To capture and amplify the genes for sequencing, they have also "dabbled in NimbleGen technology," he said, but decided to focus on amplicon sequencing for now. "One of the aims is efficiency of sequencing on the machine. We can optimize that more specifically with amplicons, we think, at the moment," he said.
Roche has shown an active interest in the company's work, providing feedback and suggestions on assay design and being "receptive to the needs we might have" regarding data interpretation, according to Coxhead.

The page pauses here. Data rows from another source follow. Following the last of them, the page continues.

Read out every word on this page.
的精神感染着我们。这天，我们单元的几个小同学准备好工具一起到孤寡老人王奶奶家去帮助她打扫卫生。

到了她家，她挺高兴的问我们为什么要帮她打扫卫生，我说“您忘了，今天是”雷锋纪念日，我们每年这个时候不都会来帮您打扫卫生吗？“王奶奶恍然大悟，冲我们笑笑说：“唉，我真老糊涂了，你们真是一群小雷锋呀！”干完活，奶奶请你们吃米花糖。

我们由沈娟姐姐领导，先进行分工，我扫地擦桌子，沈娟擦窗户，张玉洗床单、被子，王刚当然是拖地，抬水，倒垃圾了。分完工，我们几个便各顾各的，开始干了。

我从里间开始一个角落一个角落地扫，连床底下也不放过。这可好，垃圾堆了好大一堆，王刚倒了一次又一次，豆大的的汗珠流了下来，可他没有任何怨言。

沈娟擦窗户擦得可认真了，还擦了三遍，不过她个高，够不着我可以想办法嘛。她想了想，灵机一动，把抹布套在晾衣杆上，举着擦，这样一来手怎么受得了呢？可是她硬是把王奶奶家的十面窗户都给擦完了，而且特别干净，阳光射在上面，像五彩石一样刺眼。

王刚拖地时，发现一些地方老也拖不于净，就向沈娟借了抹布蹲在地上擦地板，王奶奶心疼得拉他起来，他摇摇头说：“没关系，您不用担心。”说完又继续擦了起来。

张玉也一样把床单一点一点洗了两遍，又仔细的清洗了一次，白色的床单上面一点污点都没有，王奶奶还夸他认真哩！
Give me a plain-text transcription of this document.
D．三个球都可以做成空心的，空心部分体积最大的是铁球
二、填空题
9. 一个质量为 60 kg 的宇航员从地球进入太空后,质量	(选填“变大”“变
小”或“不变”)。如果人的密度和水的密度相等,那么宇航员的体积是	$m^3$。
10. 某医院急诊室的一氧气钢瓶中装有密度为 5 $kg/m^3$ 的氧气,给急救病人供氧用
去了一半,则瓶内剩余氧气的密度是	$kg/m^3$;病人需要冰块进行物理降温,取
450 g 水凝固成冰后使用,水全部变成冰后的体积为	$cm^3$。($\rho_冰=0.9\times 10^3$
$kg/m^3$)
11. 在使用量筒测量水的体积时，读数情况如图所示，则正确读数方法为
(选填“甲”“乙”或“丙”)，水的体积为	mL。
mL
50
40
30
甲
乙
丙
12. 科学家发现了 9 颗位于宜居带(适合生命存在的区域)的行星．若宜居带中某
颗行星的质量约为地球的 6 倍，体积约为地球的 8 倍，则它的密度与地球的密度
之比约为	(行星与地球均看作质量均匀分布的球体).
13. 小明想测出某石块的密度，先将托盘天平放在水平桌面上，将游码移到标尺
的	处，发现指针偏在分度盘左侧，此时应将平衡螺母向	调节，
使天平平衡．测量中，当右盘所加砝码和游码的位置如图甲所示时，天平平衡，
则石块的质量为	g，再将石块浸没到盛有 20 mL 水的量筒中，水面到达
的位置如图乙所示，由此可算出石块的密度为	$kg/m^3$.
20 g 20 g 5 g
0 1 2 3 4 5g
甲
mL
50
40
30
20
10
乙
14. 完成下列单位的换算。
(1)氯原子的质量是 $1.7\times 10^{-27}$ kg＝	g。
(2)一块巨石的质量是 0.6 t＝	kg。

At the time NewGene chose its sequencing platform in 2007, it was attracted by 454's capacity and versatility. Also, the amount of data coming off the machine was "quite manageable" for a small team like his, Coxhead said, and the short overnight sequencing runs were attractive, although he acknowledged that in terms of sample preparation, the 454 is "one of the more time-consuming platforms out there." Back in 2007, Illumina's Genome Analyzer was still in its infancy, and Applied Biosystems' SOLiD was not yet available.
In terms of future improvements of the 454 platform, Coxhead said he looks forward to greater capacity and longer reads as well as more automation of the front-end preparation steps.
NewGene will likely be one of the first European laboratories to provide clinical testing on a second-generation sequencing platform, though others are working toward the same goal.
About a year ago, researchers at the Oxford Biomedical Research Center, a partnership between the Oxford Radcliffe Hospitals NHS Trust and the University of Oxford, said they plan to use both 454's and Illumina's sequencing platforms to develop multiple-gene tests for a number of cardiovascular and retinal diseases, to identify mental retardation, and to survey infections (see In Sequence 9/9/2008).
Also last year, researchers at the Blood Center Linz in Austria said they were using the 454 platform to develop a sequencing method for routine use in HLA typing (see In Sequence 9/2/2008).
However, not all providers of sequencing-based clinical tests are convinced second-generation sequencing is the way to go at the moment. Earlier this year, Nezih Cereb, president of HLA-typing firm HistoGenetics, told In Sequence that the sample prep for the 454 platform is currently not robust enough and the cost per run too high to make the technology interesting for his firm, which types up to 360,000 samples per year on 13 Applied Biosystems 3730xl capillary sequencers (see In Sequence 3/17/2009).